Così Marco ti riguarda: "Visto, animale?". Il sole, il gabbiano. E pure il vento. Poiché intravvedi, in faccia alla finestra sua, lassù sul vicolo, un terrazzetto con una piccola pianta mezza secca com'è, la quale ondeggia: "Vedi come si muove? Spostati, dài, la vedi o no? Che bel vento, com'è bello il vento!". Non andate fuori strada per questo. Non è un vecchio in bambola, Marco.
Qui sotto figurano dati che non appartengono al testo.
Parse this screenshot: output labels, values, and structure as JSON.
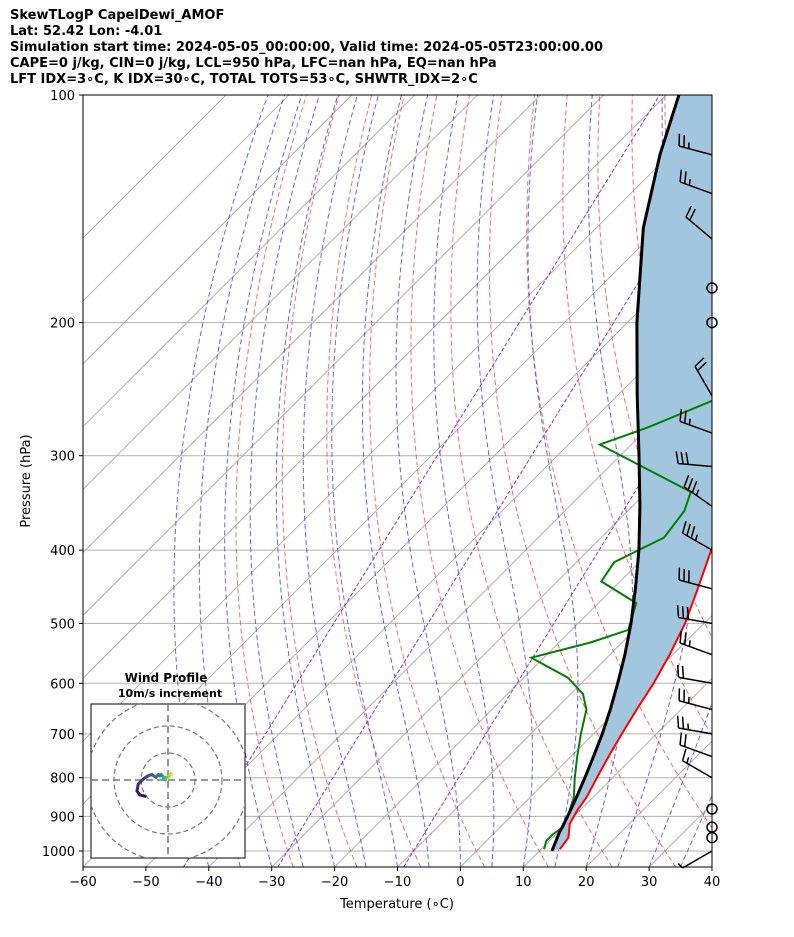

Spiegò un tempo al suo amico Stefano Di Michele, e dopo anche a me: "Non faccio quello che faccio per ottenere del potere, noi aiutiamo mostrando non i muscoli, ma il nostro magrore (magrore disse, non magrezza)...trasferiamo la nostra energia immateriale, il nostro spirito". Dei digiuni parlava. Ecco. Era come se fosse arrivato il tempo di nutrire un po' se stesso col sole, il vento o il gabbiano, e la sua urgenza sembrava magicamente proporzionata alle forze che se ne stavano andando. Dopodichè, intendiamoci, quello rompicoglioni è stato e rompicoglioni resta.
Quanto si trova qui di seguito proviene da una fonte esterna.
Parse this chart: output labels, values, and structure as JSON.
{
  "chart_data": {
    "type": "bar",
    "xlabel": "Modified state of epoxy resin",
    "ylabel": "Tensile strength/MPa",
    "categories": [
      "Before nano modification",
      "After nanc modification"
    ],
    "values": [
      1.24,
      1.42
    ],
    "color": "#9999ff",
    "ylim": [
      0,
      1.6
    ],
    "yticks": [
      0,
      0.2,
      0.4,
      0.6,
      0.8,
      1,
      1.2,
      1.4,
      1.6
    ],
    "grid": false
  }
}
Confermami una cosa, gli ho chiesto, te la ricordi quella volta all'Eur? "Ma cosa vuoi che mi ricordi all'Eur con te". Secondo me la ricordava. Secondo lui, era arrivato il momento di scegliere tra un sigarillo alla grappa bianca e una Marlboro rossa. Ne teneva due stecche: "Mica voglio morire" ha tenuto a precisare. C'era il mondo, fuori.
E il mondo di fuori si era già riversato nella mansarda di via della Panetteria quasi che potesse pagare in quel modo opportuno, vale a dire nell'omaggio che è umano rendere alla salute sul precipizio, un debito inestinguibile. Andò, molto giustamente, Matteo Renzi: "Abbiamo scherzato, ci siamo parlati e adesso lo lasciamo ai suoi altri appuntamenti". Andò Silvio Berlusconi: "Mi ha rassicurato. Ha 70 anni di lotta politica alle spalle ed è sicuramente l'uomo politico che più ha dato al suo Paese con le lotte contro tutto quello che gli sembrava ingiusto. Gli sono molto affezionato". Anche Fausto Bertinotti andò per dirgli: "Ti voglio bene". Gli voglio bene, ha detto di avergli detto. E il bello è che era vero.
Due giorni prima del nostro incontro, bloccato lui per come stava, erano andati loro a trovare lui, con un permesso speciale, i detenuti di Regina Coeli. Il giorno di Pasqua. Così gli ho chiesto, tanto per sapere, e lì Pannella si è illuminato: "Mi sono messo due cravatte con i colori che non piacciono a te e a quei ragazzi ho mostrato il sole, il gabbiano e il vento. Ci siamo capiti al volo, come al solito".